As regular readers of this blog will know, I have a personal interest in knife crime for reasons I don’t need to discuss again in this post. However, as I have written in a piece for the Church Times, by coincidence published today, I am opposed to mandatory  prison sentences for carrying a knife or other bladed instrument. Unlike the mother interviewed on the Today programme, who dismissed the courts out of hand, I have more faith in the judiciary and the guidelines set down by the Sentencing Body and the higher courts, including the Supreme Court.

As well as being a victim of a knife crime, I also served for 20 years within the justice system, so I have considered this issue in my mind several times over the past few years. Draconian laws will have some effect. However, fishing is the most popular participation activity for men in this country, and it usually involves carrying a knife. Going on a summer picnic may involve carrying a knife to cut the cheese with or even the bread. Automatic prison sentences for carrying knives in these situations? There would presumably need to be the exception for those carrying on their trade, carpet fitters, chefs, and no doubt those that work in many other occupations and carry knives from place to place. So, perhaps we should just consider banning the carrying of knives by those under the age of eighteen, as we do with the sale of alcohol or cigarettes; and punish both the seller and the purchaser with prison? It would have an effect, but since even some in custody seem adept at creating bladed instruments from what is on hand in prison, it seems that where there is a will there is a way.

Perhaps not surprisingly, I prefer a different approach based upon education and earlier intervention. The Museum of Childhood ran an interesting exhibition on the subject of knife crime some time ago and their very readable booklet can be found at:  http://www.museumofchildhood.org.uk/__documents/teen_knife_crime_booklet.pdf (link no longer active – September 2018) What is clear is that social media and the internet have allowed those opposed to knife crime the opportunity to spread their messages as much as those that want punitive action.

I don’t condone violence whether with a knife, gun or a fist, but dealing with those with anti-social attitudes just by locking them up doesn’t completely solve the problem.  Compared with a decade ago, knife crime, and many other crimes, seems on a downward trend. I remain to be convinced that harsher sentences will assist in reducing knife crime still further in society.

Condolences

The news of the stabbing to death of a teacher in Leeds is both truly shocking and saddening at the same time. Fortunately, such deaths in schools are rare in the United Kingdom, and it is no small irony that this fatality happened in a Roman Catholic school in a challenging area just as the death nearly 20 years ago of head teacher Philip Lawrence did in north Westminster. We may live in a post-Christian society, but the Churches still offer education in many of the more disadvantaged areas of our country.

My thoughts and condolences are with the family and friends of the teacher, as well as the pupils and those that work at the school, and the wider local community. Nearly 40 years ago, I was the victim of a classroom stabbing by an intruder that could in different circumstances have ended in a fatality. As a result, I can understand something of the grief such an unexpected event give rise to.
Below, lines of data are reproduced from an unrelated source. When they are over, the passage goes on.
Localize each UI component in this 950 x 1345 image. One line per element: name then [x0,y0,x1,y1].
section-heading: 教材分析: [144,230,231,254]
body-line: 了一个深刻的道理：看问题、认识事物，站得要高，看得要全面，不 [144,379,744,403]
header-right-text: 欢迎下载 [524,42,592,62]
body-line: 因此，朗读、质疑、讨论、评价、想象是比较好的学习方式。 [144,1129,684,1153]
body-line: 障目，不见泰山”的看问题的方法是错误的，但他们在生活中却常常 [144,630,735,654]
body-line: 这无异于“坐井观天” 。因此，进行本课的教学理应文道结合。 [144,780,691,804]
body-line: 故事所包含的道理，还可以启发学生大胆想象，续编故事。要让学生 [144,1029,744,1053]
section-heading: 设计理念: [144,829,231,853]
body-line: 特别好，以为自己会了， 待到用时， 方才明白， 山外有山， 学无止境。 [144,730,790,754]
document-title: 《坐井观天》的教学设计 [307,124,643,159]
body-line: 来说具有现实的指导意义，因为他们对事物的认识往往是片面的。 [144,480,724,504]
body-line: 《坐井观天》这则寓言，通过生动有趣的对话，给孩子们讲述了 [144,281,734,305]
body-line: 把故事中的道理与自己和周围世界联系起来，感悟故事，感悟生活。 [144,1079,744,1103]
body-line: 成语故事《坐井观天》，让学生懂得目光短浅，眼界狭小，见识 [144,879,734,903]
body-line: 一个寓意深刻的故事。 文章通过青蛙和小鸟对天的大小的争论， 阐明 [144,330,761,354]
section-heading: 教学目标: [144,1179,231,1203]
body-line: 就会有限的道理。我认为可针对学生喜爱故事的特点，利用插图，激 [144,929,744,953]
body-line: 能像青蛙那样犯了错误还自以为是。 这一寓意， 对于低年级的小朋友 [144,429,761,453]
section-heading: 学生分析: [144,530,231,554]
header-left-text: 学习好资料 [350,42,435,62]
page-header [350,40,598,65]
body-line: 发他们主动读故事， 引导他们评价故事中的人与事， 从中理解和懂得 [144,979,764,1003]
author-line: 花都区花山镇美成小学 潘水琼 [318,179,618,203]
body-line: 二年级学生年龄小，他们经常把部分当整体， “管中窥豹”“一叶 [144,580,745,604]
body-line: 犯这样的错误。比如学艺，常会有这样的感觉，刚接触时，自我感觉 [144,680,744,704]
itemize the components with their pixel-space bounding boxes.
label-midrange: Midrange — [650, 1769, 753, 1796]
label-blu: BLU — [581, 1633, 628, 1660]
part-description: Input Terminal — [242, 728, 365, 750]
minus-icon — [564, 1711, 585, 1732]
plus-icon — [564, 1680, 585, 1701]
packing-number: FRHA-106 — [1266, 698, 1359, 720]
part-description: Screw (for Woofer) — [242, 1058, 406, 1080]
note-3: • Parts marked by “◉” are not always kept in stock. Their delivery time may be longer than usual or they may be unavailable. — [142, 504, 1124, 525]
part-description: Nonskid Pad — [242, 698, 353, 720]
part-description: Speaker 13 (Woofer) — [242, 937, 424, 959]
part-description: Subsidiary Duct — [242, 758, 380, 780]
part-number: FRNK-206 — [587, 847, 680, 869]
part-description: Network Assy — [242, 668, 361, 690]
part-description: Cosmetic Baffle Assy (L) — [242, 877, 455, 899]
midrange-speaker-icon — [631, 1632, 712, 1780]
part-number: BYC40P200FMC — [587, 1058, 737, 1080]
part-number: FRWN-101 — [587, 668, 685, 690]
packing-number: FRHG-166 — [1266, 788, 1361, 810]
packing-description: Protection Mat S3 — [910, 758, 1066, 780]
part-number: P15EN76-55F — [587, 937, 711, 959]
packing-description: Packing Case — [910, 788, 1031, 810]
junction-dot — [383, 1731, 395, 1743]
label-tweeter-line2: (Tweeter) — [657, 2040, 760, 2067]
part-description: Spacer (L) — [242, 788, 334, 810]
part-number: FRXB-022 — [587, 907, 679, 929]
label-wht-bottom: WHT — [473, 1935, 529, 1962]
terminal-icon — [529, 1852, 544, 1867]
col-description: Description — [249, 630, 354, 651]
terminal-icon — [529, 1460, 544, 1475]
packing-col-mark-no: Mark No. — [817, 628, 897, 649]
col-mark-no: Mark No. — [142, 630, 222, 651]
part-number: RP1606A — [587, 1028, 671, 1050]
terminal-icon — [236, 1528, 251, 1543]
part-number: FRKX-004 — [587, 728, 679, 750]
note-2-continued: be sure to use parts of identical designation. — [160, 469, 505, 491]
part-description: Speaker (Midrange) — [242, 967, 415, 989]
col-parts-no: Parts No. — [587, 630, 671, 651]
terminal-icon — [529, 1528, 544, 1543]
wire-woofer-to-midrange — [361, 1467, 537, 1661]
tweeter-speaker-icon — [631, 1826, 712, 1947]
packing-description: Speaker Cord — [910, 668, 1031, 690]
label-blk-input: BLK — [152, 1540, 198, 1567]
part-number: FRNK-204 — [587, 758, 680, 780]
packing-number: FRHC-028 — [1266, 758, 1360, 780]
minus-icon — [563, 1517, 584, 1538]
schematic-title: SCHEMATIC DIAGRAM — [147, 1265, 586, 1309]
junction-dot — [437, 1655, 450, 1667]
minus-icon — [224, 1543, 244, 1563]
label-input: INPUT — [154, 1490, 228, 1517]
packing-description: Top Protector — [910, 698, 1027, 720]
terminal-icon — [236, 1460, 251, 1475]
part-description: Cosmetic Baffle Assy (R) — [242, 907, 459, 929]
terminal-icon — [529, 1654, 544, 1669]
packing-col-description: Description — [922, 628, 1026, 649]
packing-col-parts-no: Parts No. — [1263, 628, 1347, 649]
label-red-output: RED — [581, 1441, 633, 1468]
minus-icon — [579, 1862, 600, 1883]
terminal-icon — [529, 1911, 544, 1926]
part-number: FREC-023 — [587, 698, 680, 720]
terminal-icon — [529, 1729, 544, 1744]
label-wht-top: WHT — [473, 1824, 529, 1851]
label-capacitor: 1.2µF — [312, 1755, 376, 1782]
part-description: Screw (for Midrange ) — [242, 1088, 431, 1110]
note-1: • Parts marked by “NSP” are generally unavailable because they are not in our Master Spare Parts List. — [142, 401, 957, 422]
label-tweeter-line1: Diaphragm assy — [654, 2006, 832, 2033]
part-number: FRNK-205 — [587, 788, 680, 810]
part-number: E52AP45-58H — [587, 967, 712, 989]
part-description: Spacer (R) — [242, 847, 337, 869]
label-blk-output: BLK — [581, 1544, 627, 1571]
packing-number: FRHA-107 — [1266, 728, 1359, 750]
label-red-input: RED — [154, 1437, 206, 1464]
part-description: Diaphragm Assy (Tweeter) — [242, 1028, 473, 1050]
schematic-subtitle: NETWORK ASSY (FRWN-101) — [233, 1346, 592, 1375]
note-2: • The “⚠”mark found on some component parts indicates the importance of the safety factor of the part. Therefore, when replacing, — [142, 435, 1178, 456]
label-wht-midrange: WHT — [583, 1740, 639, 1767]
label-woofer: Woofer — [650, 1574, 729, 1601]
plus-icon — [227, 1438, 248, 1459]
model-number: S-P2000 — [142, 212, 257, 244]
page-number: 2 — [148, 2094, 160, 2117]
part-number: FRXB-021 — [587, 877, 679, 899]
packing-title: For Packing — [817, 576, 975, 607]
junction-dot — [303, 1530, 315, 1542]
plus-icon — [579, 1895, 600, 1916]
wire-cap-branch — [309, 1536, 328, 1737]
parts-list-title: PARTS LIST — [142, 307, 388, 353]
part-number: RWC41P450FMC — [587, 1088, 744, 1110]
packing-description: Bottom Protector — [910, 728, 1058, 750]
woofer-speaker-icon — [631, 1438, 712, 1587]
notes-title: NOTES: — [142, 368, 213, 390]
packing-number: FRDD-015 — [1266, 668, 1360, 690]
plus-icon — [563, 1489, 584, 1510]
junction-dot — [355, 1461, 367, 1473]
Fortunately, unlike in my day, there will no doubt be extensive counselling offered to all concerned. I don’t know the circumstances of this stabbing, except that the news bulletin says that it was a female teacher in her 60s who presumably had been at the school for some time. More will no doubt come out over the next few days and then at the subsequent trial.

The Court of Appeal has recently taken a tough stand on the carrying of knives, and rightly so if we are to reduce the incidence of violence still further in society. But, despite all the draconian laws it is impossible to entirely prevent attacks where there is a will to do violence to another.

Finally, perhaps the Secretary of State might consider a memorial in the new offices for the DfE after they move to Whitehall in 2017 that recognises the sacrifice of the small band of teachers that have given their lives to their profession. There may not be many of them, but they deserve not to be forgotten.